Large data sets can contain a number of different relationships like this, each strictly defined. “Models cannot learn constraints, because constraints are very context-dependent,” says Veeramachaneni. So the team recently finished an interface that allows people to tell a synthetic data generator where those limits are. “The data is generated within those limitations,” says Veeramachaneni.
That accurate data could help businesses and organizations in many different industries. One example is banking, where increased digitization, coupled with new data privacy regulations, has “sparked growing interest in ways to generate synthetic data,” says Wim Blommaert, team leader for financial services at the ING. Current solutions, such as data masking, often destroy valuable information that banks could use to make decisions, he said. A tool like SDV has the potential to sidestep the sensitive aspects of data while preserving these important limitations and relationships.

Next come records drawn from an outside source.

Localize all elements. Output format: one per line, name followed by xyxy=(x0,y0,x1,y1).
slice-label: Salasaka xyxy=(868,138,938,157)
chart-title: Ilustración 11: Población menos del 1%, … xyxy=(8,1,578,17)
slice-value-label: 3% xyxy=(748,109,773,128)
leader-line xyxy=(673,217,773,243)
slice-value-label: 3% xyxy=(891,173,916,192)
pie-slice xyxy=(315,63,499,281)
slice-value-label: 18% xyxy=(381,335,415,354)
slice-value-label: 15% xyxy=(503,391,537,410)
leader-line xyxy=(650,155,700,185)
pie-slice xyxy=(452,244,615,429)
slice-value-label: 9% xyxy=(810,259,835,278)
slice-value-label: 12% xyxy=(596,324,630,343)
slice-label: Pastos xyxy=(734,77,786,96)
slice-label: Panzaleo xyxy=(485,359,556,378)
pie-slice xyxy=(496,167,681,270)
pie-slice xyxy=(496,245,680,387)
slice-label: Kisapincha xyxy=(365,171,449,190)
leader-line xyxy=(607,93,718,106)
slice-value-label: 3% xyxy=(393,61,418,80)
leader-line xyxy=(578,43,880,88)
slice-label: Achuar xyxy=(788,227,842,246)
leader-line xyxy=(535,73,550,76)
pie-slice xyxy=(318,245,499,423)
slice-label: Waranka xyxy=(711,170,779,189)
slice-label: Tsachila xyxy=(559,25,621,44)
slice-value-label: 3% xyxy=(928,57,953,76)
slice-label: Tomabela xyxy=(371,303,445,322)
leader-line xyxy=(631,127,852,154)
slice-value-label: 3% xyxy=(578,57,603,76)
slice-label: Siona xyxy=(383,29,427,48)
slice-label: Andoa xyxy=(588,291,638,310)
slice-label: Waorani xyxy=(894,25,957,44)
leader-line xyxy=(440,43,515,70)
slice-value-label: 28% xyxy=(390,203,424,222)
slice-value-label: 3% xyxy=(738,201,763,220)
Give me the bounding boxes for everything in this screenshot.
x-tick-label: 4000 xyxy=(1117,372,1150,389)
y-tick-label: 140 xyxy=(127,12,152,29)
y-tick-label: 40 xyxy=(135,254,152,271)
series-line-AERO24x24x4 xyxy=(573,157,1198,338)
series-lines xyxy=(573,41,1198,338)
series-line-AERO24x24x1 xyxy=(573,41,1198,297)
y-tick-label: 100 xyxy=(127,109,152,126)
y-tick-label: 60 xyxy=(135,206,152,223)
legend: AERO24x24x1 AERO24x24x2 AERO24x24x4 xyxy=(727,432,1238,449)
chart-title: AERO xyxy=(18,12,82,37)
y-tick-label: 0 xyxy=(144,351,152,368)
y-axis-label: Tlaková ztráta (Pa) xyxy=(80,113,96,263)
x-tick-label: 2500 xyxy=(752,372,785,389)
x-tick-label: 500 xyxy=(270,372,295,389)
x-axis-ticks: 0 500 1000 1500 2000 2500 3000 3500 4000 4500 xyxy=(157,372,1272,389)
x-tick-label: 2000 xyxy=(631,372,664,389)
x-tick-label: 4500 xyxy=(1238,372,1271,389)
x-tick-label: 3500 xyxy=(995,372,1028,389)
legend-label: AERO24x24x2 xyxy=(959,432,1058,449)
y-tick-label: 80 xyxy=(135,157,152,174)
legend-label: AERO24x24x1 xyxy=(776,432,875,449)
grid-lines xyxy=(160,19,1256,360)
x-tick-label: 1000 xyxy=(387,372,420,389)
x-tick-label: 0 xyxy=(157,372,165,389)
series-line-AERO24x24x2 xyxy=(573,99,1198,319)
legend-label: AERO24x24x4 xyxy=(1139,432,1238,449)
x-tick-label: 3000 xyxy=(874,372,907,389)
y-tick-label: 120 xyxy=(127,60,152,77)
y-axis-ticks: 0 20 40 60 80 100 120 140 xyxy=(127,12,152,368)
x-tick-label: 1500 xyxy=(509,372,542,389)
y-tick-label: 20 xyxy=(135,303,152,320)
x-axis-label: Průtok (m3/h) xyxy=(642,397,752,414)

One vault to rule them all
The Synthetic Data Vault combines everything the group has built so far into “a whole ecosystem,” says Veeramachaneni. The idea is that stakeholders – from students to professional software developers – can come to the vault and get what they need, be it a large table, a small amount of time series data, or a mix of many different types of data.
The vault is open source and expandable. “There are a lot of different areas where we find that synthetic data can also be used,” says Sala. For example, if a particular group is underrepresented in a sample data set, synthetic data can be used to fill in those gaps – a sensible endeavor that requires a lot of finesse. Or companies may also want to use the synthetic data to plan for scenarios they have not yet experienced, such as a large increase in user traffic.
As use cases keep popping up, more tools will be developed and added to the vault, Veeramachaneni says. It may occupy the team for another seven years at least, but they are ready: “We are only touching the tip of the iceberg.”